Alcoa has restarted half the capacity at its aluminium smelter in Australia's Victoria that was crippled by a state-wide blackout six months ago.

The Portland smelter has been running at a third of its 300 000 t/y capacity since a freak storm prompted the power outage in December, causing molten aluminium to solidify in the facility's potlines and freezing production.

"Getting to the half way point in our bid to restore the business has been a big task, but what I have seen up to now gives me great confidence in our ability to deliver the plan," Plant Manager Peter Chellis said in a statement.
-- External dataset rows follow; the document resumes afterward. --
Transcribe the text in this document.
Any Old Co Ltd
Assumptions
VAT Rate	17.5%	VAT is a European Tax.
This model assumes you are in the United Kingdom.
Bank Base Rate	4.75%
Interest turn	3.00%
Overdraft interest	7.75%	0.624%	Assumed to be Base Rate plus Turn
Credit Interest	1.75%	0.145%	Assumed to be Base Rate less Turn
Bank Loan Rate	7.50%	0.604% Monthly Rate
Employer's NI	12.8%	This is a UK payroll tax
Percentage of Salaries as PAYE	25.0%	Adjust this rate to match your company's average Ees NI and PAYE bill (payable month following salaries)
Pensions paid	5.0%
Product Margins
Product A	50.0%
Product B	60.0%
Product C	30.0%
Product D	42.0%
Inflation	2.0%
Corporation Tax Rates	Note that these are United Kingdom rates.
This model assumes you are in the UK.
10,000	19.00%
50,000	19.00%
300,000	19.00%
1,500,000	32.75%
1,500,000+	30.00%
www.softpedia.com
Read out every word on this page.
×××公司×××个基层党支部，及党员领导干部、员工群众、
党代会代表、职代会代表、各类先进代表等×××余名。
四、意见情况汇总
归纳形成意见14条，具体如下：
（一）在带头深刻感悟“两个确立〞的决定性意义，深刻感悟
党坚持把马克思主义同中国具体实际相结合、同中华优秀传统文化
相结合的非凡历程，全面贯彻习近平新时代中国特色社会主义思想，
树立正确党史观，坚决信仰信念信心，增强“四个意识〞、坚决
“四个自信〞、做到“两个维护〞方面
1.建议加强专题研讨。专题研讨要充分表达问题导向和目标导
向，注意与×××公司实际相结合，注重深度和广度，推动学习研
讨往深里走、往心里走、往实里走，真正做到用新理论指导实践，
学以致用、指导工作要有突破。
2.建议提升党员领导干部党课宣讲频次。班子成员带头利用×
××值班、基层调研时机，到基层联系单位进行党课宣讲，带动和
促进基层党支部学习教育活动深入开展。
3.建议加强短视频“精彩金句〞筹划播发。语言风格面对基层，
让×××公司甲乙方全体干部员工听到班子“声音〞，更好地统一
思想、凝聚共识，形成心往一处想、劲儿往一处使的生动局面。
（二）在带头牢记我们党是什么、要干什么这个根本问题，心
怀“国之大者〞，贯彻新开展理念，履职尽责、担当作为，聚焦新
The plant's resumption has come in part due to a A$240-million ($182-million) government-sponsored rescue package that has secured its future for at least four years in a state that has suffered from a spate of job losses including the shutdown of three major car makers and a power station.

With local power costs soaring, a cheap source of energy was also needed. The Portland smelter lined up a four-year power supply deal with AGL Energy for 510 megawatts, or about 10% of the state's electricity load, earlier this year.

"We are expecting to have production restored to pre-outage levels by early to mid-August," Alcoa spokeswoman Jodie Read told Reuters.

The government's financial aid is dependent on the smelter staying open at least until 2021 and output remaining at least 90% of pre-blackout levels.

The plant is co-owned by Alcoa, Australian firm Alumina Ltd, China's CITIC Resources and an arm of Japan's Marubeni Corp.